Those of us battling weight issues often cast a resentful eye on skinny people…especially those who come by their thin physique effortlessly.
You know the type…people who never exercise and can eat whatever they want without gaining a pound.
Meanwhile, we kill ourselves at the gym and still end up putting on weight.
New research shows that our jealousy may be misplaced. It turns out that the people we love to hate are no healthier than we are. In fact, their heart may be in far worse shape.
The study comes from the University of Florida. It shows that thin people who don’t exercise have the same risk for heart disease as active overweight people.
The lead investigator was Dr. Arch G. Mainous III. He said that simply being thin doesn’t mean you’re in good health. “If you’re not exercising, you’re not doing enough,” he said.

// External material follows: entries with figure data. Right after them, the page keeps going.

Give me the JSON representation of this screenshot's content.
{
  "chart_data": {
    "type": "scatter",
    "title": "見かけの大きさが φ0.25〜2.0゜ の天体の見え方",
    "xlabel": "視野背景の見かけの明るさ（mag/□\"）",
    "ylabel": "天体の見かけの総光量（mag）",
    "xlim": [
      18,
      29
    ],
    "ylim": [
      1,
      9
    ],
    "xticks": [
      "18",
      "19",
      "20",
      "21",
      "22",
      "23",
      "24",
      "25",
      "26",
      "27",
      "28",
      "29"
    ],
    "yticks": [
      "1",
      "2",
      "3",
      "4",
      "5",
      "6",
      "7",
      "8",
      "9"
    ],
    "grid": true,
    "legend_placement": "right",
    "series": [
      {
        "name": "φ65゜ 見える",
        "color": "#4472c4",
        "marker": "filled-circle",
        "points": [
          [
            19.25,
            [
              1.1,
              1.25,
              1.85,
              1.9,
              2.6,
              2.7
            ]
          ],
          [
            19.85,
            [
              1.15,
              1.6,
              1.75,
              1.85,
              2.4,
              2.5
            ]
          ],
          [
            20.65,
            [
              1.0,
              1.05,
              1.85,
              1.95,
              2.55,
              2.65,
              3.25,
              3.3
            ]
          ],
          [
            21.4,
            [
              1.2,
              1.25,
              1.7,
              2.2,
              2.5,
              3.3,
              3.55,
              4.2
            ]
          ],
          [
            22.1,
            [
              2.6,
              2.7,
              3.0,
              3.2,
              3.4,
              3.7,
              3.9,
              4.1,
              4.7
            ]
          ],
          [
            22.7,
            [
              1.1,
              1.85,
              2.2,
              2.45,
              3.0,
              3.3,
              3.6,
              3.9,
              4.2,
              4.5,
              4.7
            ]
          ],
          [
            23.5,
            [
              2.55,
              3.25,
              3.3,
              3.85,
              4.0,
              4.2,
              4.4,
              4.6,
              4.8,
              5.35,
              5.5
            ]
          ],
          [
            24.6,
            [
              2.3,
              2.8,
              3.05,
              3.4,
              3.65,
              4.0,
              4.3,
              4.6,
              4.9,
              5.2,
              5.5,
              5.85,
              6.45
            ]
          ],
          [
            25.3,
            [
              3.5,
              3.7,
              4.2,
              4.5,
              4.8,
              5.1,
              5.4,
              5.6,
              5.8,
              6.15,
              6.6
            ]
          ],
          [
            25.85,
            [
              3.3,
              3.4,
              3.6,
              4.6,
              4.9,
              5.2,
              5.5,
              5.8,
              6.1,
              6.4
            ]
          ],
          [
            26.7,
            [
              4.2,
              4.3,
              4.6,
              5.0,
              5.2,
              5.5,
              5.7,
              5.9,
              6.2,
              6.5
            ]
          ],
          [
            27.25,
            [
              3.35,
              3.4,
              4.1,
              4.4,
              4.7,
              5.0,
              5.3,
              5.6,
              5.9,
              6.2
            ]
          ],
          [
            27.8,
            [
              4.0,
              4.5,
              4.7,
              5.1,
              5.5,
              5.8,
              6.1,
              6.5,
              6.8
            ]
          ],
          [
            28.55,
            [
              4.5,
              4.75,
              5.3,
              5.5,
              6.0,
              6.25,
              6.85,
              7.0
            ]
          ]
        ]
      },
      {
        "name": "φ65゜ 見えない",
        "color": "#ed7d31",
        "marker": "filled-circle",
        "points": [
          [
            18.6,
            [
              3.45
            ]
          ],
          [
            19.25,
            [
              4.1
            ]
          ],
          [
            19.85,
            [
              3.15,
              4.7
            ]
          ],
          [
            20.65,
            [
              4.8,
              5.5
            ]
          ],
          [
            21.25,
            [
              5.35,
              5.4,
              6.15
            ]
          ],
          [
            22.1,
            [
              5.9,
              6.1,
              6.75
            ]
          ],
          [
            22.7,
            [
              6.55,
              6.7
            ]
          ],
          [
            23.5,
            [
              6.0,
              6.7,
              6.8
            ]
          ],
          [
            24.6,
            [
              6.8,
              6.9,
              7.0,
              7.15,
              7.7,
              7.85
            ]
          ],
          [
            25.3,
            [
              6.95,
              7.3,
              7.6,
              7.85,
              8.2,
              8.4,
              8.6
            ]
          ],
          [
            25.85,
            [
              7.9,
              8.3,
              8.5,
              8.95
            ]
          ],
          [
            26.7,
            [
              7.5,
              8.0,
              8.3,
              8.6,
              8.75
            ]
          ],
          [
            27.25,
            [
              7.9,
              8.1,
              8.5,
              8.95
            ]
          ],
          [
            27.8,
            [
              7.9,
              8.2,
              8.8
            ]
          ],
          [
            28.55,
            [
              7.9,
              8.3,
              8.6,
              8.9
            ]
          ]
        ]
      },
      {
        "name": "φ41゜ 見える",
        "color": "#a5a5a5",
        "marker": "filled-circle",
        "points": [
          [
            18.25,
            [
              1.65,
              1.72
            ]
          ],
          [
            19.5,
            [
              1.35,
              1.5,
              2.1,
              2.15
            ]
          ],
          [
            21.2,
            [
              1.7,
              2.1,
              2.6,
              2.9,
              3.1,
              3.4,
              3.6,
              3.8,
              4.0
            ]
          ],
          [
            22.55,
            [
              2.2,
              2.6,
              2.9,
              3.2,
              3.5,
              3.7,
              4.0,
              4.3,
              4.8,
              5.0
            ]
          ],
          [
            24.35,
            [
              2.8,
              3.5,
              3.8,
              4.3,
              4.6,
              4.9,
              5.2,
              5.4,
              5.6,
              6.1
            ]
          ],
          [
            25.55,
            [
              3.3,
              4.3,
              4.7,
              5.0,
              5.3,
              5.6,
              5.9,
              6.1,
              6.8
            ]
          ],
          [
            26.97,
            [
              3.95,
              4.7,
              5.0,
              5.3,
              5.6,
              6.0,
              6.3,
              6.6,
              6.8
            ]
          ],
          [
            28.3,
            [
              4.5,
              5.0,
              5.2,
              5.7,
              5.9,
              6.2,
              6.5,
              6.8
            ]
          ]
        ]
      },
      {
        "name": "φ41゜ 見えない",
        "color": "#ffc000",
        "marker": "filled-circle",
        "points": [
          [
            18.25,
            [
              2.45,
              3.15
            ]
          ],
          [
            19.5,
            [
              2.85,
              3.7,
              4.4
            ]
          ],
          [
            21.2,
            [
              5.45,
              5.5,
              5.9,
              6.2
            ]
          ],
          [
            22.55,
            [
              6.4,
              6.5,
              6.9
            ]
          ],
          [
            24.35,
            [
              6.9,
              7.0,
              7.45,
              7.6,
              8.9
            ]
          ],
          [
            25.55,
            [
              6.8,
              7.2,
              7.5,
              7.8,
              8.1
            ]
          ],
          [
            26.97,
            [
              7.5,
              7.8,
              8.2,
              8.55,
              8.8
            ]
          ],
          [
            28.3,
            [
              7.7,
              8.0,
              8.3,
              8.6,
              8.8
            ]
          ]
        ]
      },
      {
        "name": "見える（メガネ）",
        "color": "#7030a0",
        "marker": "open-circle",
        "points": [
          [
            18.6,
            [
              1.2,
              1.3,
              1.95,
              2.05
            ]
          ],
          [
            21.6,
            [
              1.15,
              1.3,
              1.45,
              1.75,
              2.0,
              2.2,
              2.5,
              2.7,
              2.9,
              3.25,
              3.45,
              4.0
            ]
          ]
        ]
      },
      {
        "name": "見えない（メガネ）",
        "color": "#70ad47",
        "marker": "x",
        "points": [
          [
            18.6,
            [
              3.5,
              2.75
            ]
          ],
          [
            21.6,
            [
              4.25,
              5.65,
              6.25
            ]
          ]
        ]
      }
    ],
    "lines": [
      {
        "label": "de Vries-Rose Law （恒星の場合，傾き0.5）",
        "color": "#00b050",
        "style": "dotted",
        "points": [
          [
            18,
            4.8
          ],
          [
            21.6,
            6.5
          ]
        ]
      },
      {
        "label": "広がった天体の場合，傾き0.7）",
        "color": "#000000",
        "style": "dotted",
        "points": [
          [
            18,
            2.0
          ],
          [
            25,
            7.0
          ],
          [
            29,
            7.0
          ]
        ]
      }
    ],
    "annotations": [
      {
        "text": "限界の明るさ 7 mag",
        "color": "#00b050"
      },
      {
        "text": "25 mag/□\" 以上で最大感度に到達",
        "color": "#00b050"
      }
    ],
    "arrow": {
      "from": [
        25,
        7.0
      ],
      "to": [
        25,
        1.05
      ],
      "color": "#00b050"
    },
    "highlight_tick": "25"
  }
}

The study was based on data from the National Health and Nutrition Examination Survey.
Researchers looked at people between 40 and 79. None had been diagnosed with heart disease.
Scientists measured the participants’ stomach fat and waist circumference. They looked at the amount of time they spent being sedentary. They also tested whether they had shortness of breath following mild exertion.
The research team also calculated the participants’ American College of Cardiology and the American Heart Association (ASCVD) risk score. The score is based on factors such as sex, age, ethnicity, diabetes status, smoking status, and blood pressure.
A score of 7.5 or higher is considered high-risk for a heart attack or stroke.
The team found that high ASCVD risk scores for overweight people were about as common as high risk scores for people with a normal weight who are sedentary.
Dr. Mainous said that lack of exercise “can erode the advantage of healthy weight.”
It can “increase the cardiovascular risk” to the same level as overweight people.
The Best Exercise for Your Heart
The bottom line?
Even if you’re thin you need to exercise.
But you don’t have to devote your life to it.
The most efficient workout is high-intensity interval training (HIIT). It takes less than 20 minutes. And studies show it’s better for your heart than traditional moderate-intensity exercises like jogging.
Here’s how to do it…
HIIT is adaptable to many different activities. You can run, cycle, swim, do calisthenics, or use a rowing, stair climber, or elliptical machine.
Warm up for three to five minutes doing your chosen form of exercise slowly.
Then do the exercise at the highest intensity you can for the next minute.
Slow down for a minute or two to catch your breath. Then go hard again for another minute.
Repeat this process five to seven times. Afterward, do the activity slowly for at least two minutes to cool down.
The idea is to push your body for a brief burst, and then allow it to recover. HIIT allows you stay in great shape even when you don’t have time for a long workout.